Scorecard is a community-based extension of the national social marketing and social media campaign, VERBTM – It’s what you do, which provides tweens opportunities to be active in their community during the summer months. The scorecard serves as a ticket into a wide variety of fun physical activities, such as free swimming at public pools, or two-for-one skating. Tweens use the card to track their physical activity. When they have been active for a designated period of time (typically an hour) at a Scorecard site or at home, an adult signs one of the 24 squares on the card. Once all the squares are filled, the card is redeemed for physical activity-related prizes, such as flying disks and water bottles. This also makes them eligible for grand prizes, such as bicycles and YMCA memberships. The Scorecard program also increases parents’ and community partners’ commitment to provide physical activity opportunities for youth. The scorecard and accompanying promotional materials serve as reminders and offer promotional appeals to make it easier for parents to keep their children active and help businesses attract tweens to visit their facilities to try new types of physical activity.
Mixed methods were used to evaluate the VERBTM Summer Scorecard program each year and identify ways to improve program design the following summer. Program activities were observed to identify and solve problems, such as material shortages and provision of incorrect program information. Interviews with parents of tweens who did not participate also yielded valuable insights. For example, to help parents overcome transportation barriers, a partnership was established with the local public transportation agency, Lextran, allowing the Scorecard to double as a bus pass for tweens and an accompanying adult traveling to Scorecard events. Surveys conducted in Lexington-Fayette County public middle schools assessed tweens’ program exposure, program participation, physical activity levels, and, in 2006, their intention to participate the following summer.
Scorecard programs have been replicated in at least 16 other communities. The formative research and marketing plan that guided the development of the VERBTM -Summer Scorecard program are available at: http://health.usf.edu/publichealth/prc/kentucky_obesity/index.htm. Other products or activities created by the coalition (e.g., promoting nutrition at schools) are available at: http://www.fitky.org/Default.aspx?id=25.
Need to tailor Scorecard and other childhood obesity prevention programs and policies.

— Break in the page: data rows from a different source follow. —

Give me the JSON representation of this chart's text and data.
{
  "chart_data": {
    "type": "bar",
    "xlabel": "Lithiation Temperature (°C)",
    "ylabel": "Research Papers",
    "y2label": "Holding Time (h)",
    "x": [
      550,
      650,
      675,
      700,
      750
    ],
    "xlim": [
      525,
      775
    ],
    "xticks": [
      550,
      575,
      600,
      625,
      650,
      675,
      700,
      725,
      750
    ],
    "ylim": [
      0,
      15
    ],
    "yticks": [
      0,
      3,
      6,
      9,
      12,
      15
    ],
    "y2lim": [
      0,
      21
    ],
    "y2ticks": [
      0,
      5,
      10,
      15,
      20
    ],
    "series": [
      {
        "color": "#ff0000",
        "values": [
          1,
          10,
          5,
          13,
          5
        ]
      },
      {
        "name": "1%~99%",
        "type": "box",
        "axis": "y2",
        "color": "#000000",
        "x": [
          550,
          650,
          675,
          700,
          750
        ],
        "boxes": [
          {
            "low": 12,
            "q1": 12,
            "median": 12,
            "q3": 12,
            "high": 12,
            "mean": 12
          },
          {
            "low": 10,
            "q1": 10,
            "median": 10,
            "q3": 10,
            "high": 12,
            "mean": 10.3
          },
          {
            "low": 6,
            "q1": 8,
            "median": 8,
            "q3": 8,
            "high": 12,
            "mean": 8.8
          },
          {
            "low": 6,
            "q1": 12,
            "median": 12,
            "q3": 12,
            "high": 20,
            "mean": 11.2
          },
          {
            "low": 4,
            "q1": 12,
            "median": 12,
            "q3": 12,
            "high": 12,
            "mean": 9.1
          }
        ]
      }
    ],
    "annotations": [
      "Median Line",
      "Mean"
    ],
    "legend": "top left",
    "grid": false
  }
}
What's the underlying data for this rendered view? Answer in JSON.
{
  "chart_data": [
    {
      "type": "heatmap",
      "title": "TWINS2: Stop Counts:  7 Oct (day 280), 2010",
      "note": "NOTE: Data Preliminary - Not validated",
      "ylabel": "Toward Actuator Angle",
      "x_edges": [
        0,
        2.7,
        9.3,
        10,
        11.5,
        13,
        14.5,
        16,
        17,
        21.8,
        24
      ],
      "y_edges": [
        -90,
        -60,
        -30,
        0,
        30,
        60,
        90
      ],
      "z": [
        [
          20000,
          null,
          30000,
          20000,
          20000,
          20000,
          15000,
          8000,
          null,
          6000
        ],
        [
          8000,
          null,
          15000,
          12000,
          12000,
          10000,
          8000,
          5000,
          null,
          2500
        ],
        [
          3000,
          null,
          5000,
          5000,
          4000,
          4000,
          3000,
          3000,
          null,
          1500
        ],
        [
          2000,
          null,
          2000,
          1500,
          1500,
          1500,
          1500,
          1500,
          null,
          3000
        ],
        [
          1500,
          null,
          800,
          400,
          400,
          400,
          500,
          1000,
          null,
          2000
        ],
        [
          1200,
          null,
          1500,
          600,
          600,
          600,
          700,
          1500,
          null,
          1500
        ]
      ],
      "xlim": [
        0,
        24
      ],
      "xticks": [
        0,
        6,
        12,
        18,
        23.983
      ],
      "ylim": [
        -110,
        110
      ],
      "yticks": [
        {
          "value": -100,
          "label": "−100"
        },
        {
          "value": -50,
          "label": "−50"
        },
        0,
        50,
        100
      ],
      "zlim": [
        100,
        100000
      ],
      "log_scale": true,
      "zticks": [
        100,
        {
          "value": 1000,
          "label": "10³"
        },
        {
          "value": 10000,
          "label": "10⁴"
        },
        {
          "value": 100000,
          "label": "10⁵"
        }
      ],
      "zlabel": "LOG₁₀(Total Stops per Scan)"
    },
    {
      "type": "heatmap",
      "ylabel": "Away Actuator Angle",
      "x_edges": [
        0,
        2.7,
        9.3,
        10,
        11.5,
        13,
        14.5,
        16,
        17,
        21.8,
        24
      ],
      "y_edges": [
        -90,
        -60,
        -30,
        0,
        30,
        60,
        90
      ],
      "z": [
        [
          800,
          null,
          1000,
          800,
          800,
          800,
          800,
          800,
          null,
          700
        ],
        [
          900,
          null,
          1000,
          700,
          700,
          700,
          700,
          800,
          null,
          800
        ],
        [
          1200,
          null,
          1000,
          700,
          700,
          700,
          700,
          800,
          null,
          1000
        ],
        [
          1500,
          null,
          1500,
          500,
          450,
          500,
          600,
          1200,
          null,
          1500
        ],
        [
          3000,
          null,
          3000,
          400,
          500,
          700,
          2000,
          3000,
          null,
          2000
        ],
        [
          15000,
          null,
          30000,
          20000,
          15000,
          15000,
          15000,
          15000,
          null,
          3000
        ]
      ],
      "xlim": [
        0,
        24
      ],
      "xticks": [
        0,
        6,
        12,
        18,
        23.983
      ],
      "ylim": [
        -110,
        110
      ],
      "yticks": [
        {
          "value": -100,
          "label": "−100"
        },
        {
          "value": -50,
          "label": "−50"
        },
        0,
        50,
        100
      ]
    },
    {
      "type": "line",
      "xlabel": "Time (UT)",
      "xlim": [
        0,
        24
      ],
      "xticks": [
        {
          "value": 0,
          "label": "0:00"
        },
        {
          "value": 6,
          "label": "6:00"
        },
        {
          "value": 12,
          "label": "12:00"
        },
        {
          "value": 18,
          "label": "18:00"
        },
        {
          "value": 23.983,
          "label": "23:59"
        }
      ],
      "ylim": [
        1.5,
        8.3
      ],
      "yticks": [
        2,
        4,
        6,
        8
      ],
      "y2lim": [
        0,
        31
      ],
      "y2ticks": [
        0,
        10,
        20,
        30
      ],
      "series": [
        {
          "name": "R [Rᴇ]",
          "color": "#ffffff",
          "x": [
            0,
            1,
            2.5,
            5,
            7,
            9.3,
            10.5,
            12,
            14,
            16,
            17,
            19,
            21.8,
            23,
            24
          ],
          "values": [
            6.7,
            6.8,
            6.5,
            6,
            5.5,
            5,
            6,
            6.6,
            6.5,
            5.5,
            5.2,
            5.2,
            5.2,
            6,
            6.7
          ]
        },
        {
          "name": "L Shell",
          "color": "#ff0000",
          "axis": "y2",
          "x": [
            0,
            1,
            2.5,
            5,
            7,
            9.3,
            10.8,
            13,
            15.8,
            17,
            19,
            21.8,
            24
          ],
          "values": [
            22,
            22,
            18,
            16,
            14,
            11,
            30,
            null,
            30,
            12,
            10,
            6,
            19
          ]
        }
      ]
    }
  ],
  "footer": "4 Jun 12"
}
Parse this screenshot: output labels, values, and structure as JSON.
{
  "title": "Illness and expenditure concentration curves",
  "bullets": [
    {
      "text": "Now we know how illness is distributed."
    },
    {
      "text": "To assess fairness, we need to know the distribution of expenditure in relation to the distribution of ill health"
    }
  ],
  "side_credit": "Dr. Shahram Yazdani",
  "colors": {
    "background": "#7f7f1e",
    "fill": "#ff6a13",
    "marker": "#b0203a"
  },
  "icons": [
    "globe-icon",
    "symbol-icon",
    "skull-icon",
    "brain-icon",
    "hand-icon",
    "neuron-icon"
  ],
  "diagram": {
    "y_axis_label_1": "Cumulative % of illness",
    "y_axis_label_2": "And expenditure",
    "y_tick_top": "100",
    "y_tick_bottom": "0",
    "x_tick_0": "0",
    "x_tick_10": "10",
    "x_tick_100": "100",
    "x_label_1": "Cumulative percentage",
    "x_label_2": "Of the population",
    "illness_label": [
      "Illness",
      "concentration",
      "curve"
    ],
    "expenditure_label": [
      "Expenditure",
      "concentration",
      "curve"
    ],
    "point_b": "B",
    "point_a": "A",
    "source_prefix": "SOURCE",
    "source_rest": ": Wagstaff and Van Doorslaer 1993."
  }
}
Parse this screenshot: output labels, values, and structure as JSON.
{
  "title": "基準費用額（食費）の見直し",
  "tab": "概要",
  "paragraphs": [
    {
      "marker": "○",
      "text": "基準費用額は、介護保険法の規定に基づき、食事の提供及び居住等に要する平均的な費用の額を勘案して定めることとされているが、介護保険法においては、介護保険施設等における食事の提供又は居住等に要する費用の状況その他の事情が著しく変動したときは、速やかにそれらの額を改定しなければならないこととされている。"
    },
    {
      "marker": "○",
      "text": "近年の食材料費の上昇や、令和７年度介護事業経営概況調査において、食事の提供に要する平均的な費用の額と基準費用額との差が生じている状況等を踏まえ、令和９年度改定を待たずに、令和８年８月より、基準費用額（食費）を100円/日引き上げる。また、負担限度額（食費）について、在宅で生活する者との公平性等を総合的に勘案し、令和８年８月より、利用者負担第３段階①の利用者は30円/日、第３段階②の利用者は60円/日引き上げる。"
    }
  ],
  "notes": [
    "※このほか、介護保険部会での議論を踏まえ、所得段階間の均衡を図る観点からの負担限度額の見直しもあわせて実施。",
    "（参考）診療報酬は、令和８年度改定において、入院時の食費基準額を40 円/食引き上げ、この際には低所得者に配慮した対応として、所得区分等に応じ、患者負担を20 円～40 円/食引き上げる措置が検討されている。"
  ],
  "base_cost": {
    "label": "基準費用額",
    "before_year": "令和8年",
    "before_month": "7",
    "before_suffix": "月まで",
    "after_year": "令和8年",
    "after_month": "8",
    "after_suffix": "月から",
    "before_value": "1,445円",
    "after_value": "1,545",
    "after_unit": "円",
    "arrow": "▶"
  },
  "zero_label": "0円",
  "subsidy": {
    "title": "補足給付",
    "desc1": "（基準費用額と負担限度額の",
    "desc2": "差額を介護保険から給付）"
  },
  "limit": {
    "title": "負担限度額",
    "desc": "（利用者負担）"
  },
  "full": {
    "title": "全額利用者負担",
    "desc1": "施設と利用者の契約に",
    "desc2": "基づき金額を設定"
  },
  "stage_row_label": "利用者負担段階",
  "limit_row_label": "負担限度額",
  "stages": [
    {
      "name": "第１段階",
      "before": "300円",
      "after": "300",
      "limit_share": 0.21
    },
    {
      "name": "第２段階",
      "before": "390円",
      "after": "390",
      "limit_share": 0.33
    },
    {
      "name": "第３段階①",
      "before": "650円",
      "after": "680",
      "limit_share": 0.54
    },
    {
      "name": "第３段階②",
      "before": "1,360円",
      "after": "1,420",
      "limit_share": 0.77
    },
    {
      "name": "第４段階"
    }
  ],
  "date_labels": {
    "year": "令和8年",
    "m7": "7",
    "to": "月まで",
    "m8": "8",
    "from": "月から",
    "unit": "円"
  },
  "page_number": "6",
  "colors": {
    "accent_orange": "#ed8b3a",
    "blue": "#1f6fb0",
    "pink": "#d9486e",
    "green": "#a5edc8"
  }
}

Most communities have implemented the Scorecard program during the summer months and linked their program to the VERBTM program by using its logo and other promotional graphics. To build on these promising results, the Scorecard program needs to be tailored for use throughout the year. The VERB program has been discontinued and awareness of its brand has diminished. As a result, it will be necessary to “rebrand’ the program. Therefore, the FCOP project proposes to use the community-based prevention marketing (CBPM) framework to tailor Scorecard for use through out the year, develop new program and product identifiers and rebrand the program.. This will be followed by full program implementation and subsequent evaluation of the program’s impact on physical activity levels among 4th and 5th graders in high poverty, ethnically diverse settings.